Like their prime influences (Can, Miles, Fela Kuti, African Headcharge), .O.rang's  music combines groove and atmospherics,  funk and ambient spatiality. And like those bands, .O.rang's vibe is ethnodelic and shamanistic. Each musician is represented on the inner sleeve by a tribal totem or  charm, while the artwork and captions like "a view of the vision mountain from the ageless collective unconscious" propound a vague pro-aboriginal peoples eco-politics. This "time to get back in touch with what we in the West have lost" shtick may be a tad too Wobble-y to take seriously, but at its best .O.rang's music convinces you they really are plugged into a primal matrix of voodoo energy. The opener, ".O.rang" is like A.R.Kane circa "69'" if they'd had a shit-hot rhythm section underneath the textural fantasia, while the roiling polyrhythms and cosmic guitar of "Little Brother" recall little-heard NYC mystics Saqqara Dogs.

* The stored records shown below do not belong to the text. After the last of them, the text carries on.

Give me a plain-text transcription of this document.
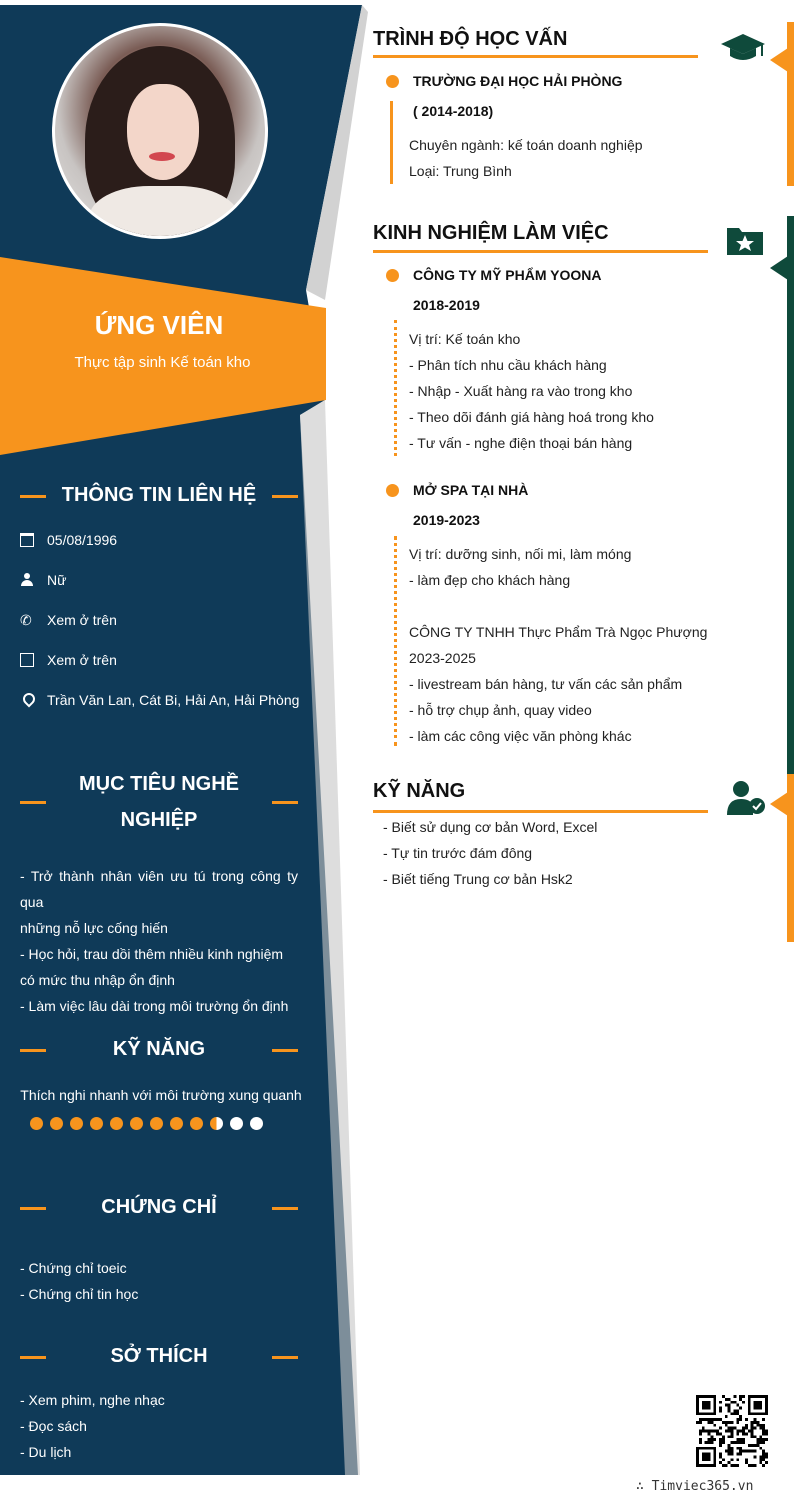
ỨNG VIÊN
Thực tập sinh Kế toán kho
THÔNG TIN LIÊN HỆ
05/08/1996
Nữ
✆ Xem ở trên
Xem ở trên
Trần Văn Lan, Cát Bi, Hải An, Hải Phòng
MỤC TIÊU NGHỀ
NGHIỆP
- Trở thành nhân viên ưu tú trong công ty qua
những nỗ lực cống hiến
- Học hỏi, trau dồi thêm nhiều kinh nghiệm
có mức thu nhập ổn định
- Làm việc lâu dài trong môi trường ổn định
KỸ NĂNG
Thích nghi nhanh với môi trường xung quanh
CHỨNG CHỈ
- Chứng chỉ toeic
- Chứng chỉ tin học
SỞ THÍCH
- Xem phim, nghe nhạc
- Đọc sách
- Du lịch
TRÌNH ĐỘ HỌC VẤN
TRƯỜNG ĐẠI HỌC HẢI PHÒNG
( 2014-2018)
Chuyên ngành: kế toán doanh nghiệp
Loại: Trung Bình
KINH NGHIỆM LÀM VIỆC
CÔNG TY MỸ PHẨM YOONA
2018-2019
Vị trí: Kế toán kho
- Phân tích nhu cầu khách hàng
- Nhập - Xuất hàng ra vào trong kho
- Theo dõi đánh giá hàng hoá trong kho
- Tư vấn - nghe điện thoại bán hàng
MỞ SPA TẠI NHÀ
2019-2023
Vị trí: dưỡng sinh, nối mi, làm móng
- làm đẹp cho khách hàng
CÔNG TY TNHH Thực Phẩm Trà Ngọc Phượng
2023-2025
- livestream bán hàng, tư vấn các sản phẩm
- hỗ trợ chụp ảnh, quay video
- làm các công việc văn phòng khác
KỸ NĂNG
- Biết sử dụng cơ bản Word, Excel
- Tự tin trước đám đông
- Biết tiếng Trung cơ bản Hsk2
∴ Timviec365.vn
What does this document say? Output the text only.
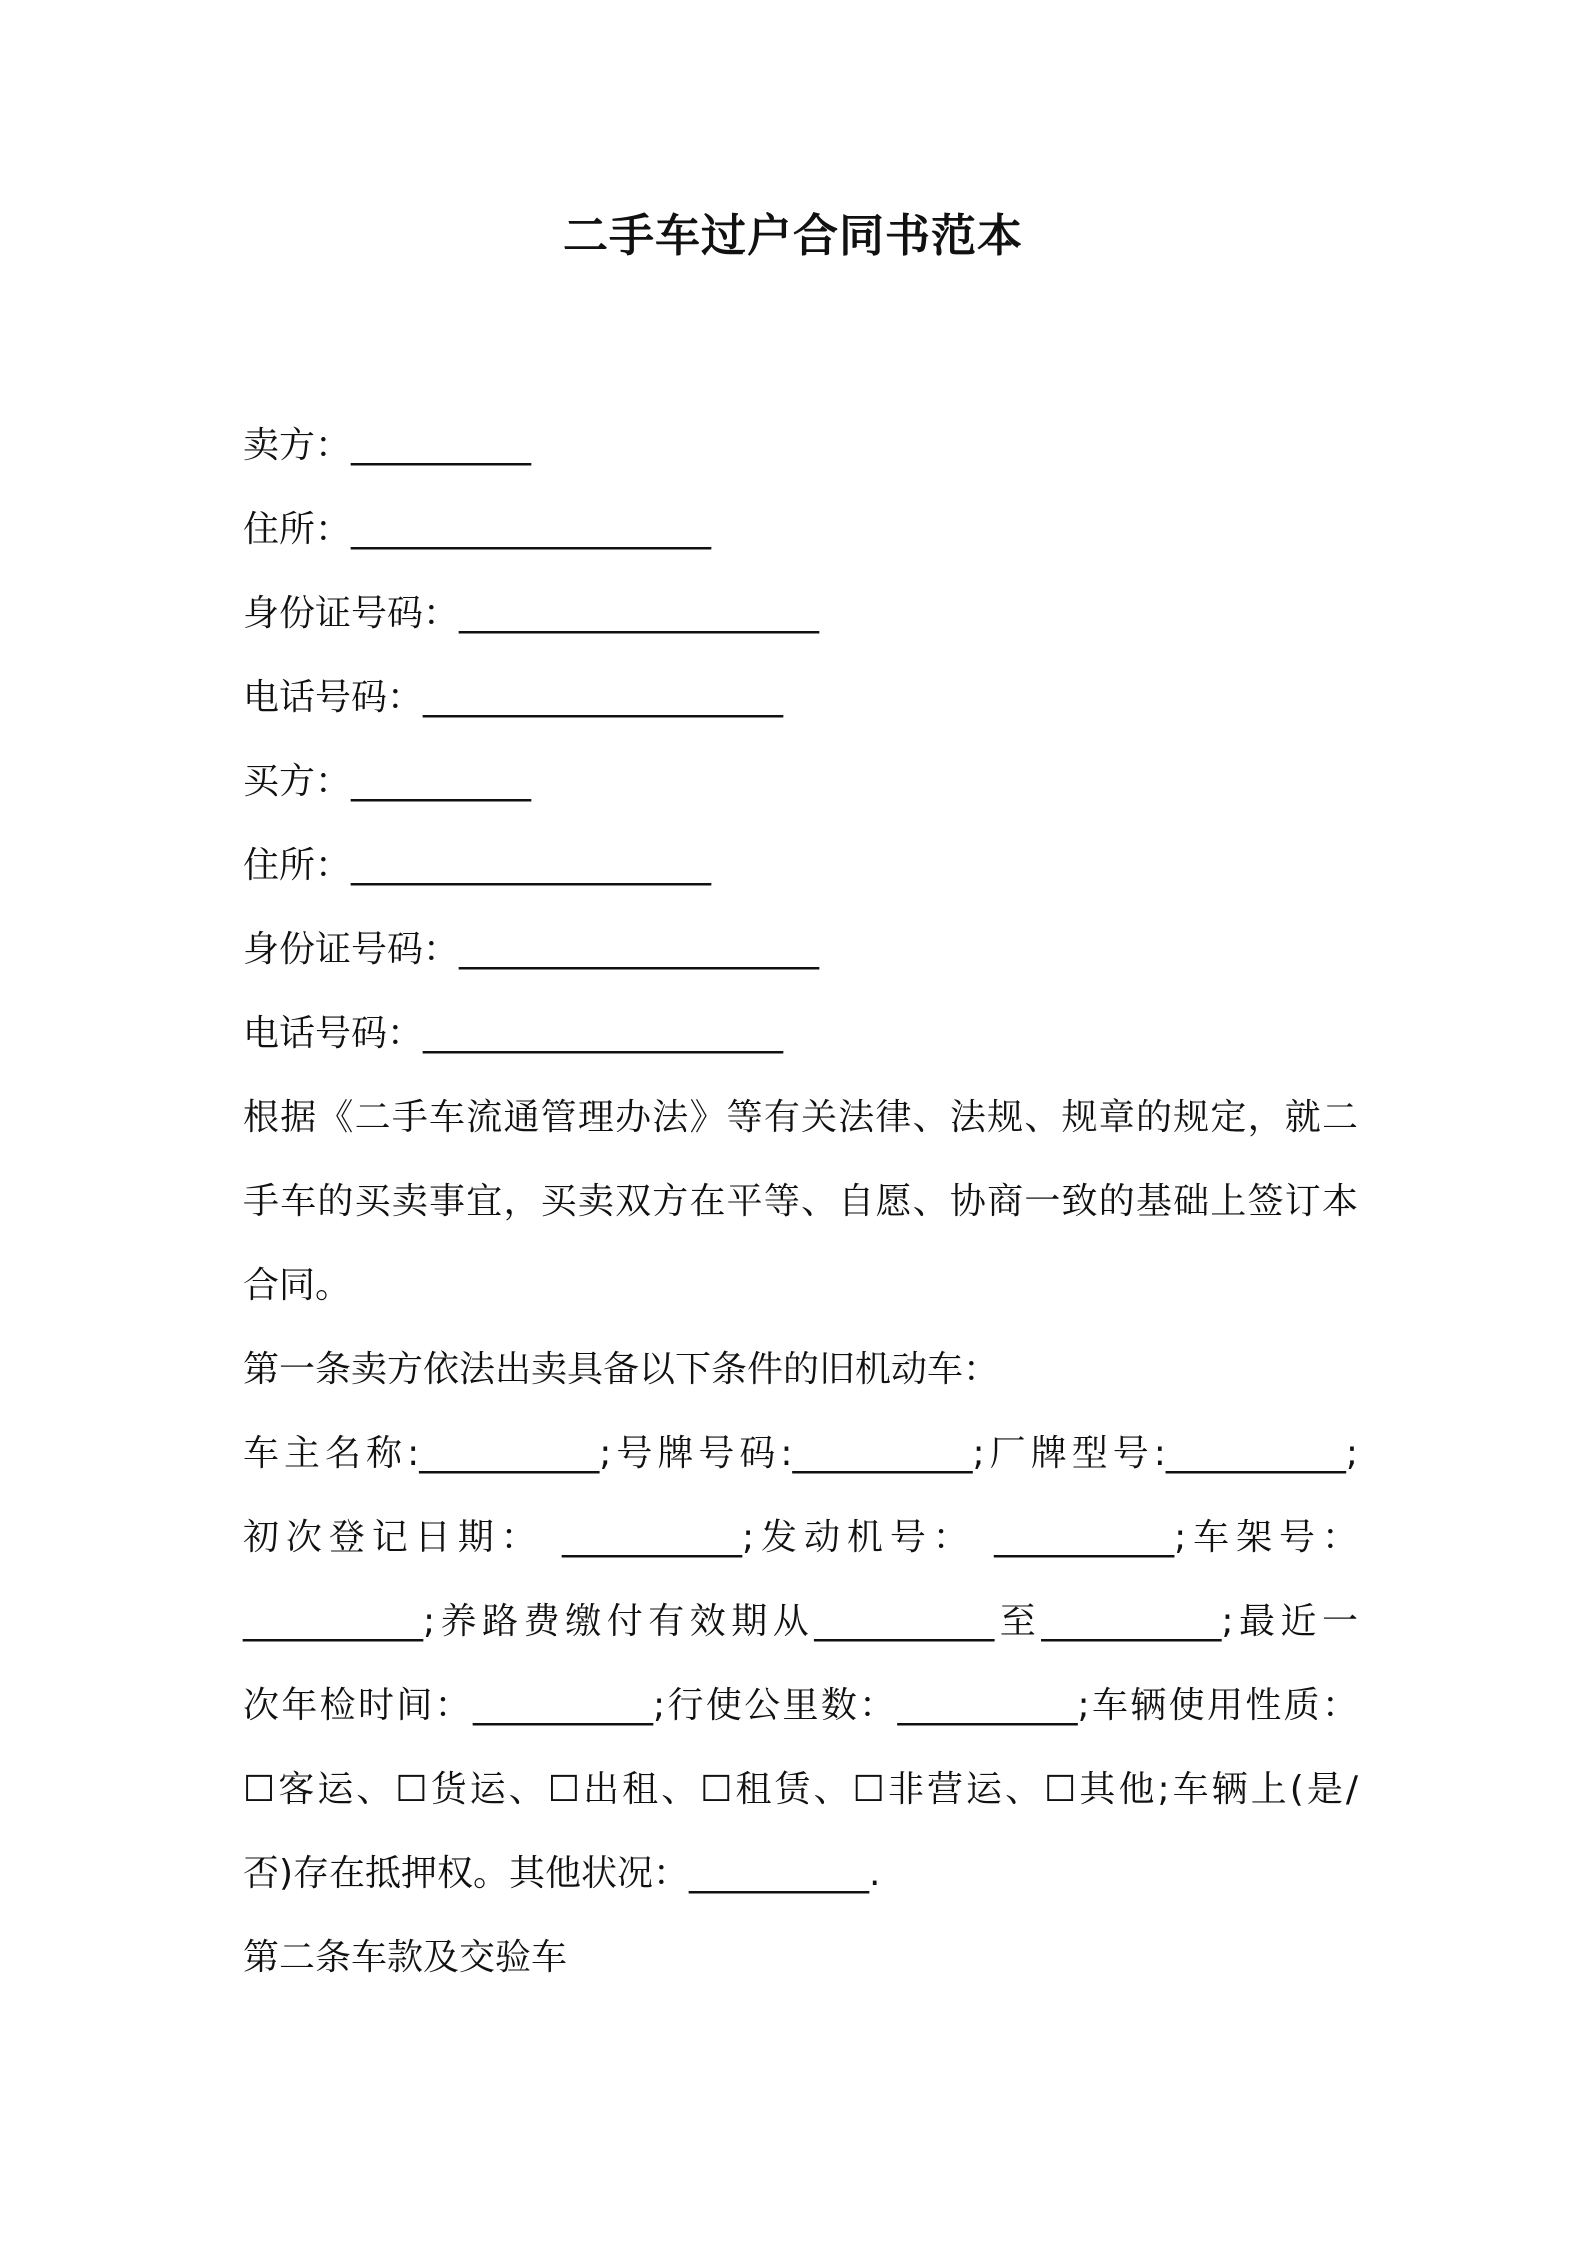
二手车过户合同书范本
卖方：__________
住所：____________________
身份证号码：____________________
电话号码：____________________
买方：__________
住所：____________________
身份证号码：____________________
电话号码：____________________
根据《二手车流通管理办法》等有关法律、法规、规章的规定，就二
手车的买卖事宜，买卖双方在平等、自愿、协商一致的基础上签订本
合同。
第一条卖方依法出卖具备以下条件的旧机动车：
车主名称:__________;号牌号码:__________;厂牌型号:__________;
初次登记日期： __________;发动机号： __________;车架号：
__________;养路费缴付有效期从__________至__________;最近一
次年检时间：__________;行使公里数：__________;车辆使用性质：
☐客运、☐货运、☐出租、☐租赁、☐非营运、☐其他;车辆上(是/
否)存在抵押权。其他状况：__________.
第二条车款及交验车
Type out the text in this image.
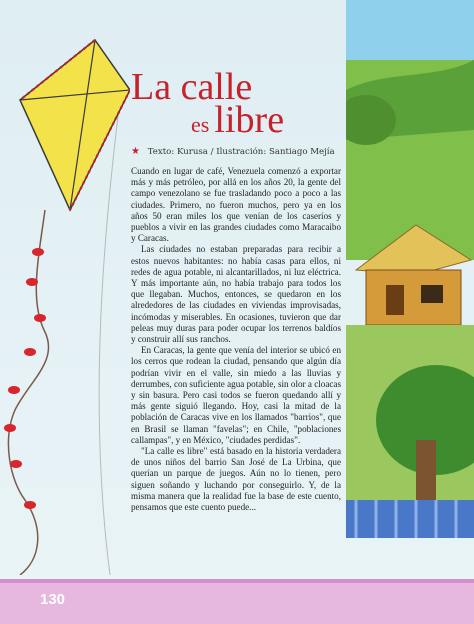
La calle
es libre
★ Texto: Kurusa / Ilustración: Santiago Mejía

Cuando en lugar de café, Venezuela comenzó a exportar más y más petróleo, por allá en los años 20, la gente del campo venezolano se fue trasladando poco a poco a las ciudades. Primero, no fueron muchos, pero ya en los años 50 eran miles los que venían de los caseríos y pueblos a vivir en las grandes ciudades como Maracaibo y Caracas.

Las ciudades no estaban preparadas para recibir a estos nuevos habitantes: no había casas para ellos, ni redes de agua potable, ni alcantarillados, ni luz eléctrica. Y más importante aún, no había trabajo para todos los que llegaban. Muchos, entonces, se quedaron en los alrededores de las ciudades en viviendas improvisadas, incómodas y miserables. En ocasiones, tuvieron que dar peleas muy duras para poder ocupar los terrenos baldíos y construir allí sus ranchos.

En Caracas, la gente que venía del interior se ubicó en los cerros que rodean la ciudad, pensando que algún día podrían vivir en el valle, sin miedo a las lluvias y derrumbes, con suficiente agua potable, sin olor a cloacas y sin basura. Pero casi todos se fueron quedando allí y más gente siguió llegando. Hoy, casi la mitad de la población de Caracas vive en los llamados "barrios", que en Brasil se llaman "favelas"; en Chile, "poblaciones callampas", y en México, "ciudades perdidas".

"La calle es libre" está basado en la historia verdadera de unos niños del barrio San José de La Urbina, que querían un parque de juegos. Aún no lo tienen, pero siguen soñando y luchando por conseguirlo. Y, de la misma manera que la realidad fue la base de este cuento, pensamos que este cuento puede...

130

Perhaps the most ambitious track is "Anaon, The Oasis". It starts with eerily treated, transcendental moans echoing through subterranean chambers a la Can's "Augmn" or Grateful Dead's "What's Become Of  the Baby" . Then Webb intones a fragile, dejected melody  in a glottal quaver uncannily like Talk Talk's Mark Hollis, over a meandering groove. Oozy Jon Hassell-like trumpet and cloudbusting female backing vocals finally push "Anoan" into the vicinity of  Kate Bush's under-rated "The Dreaming".  "Loaded Values" is even better. Moondust vibes, braying harmonica and blues guitar trail around a run-away-train groove; decelerating as if hitting a gradient, the track mutates into something close to techno, as Colette Meury's scat-vocals vault skywards.

Like their first band, .O.rang valiantly walk that precarious line between garishly over-ripe and gorgeously overwhelming,  but only rarely slip into the prog-swamp. Herd Of Instinct is a most worthy addition to the post-rock canon.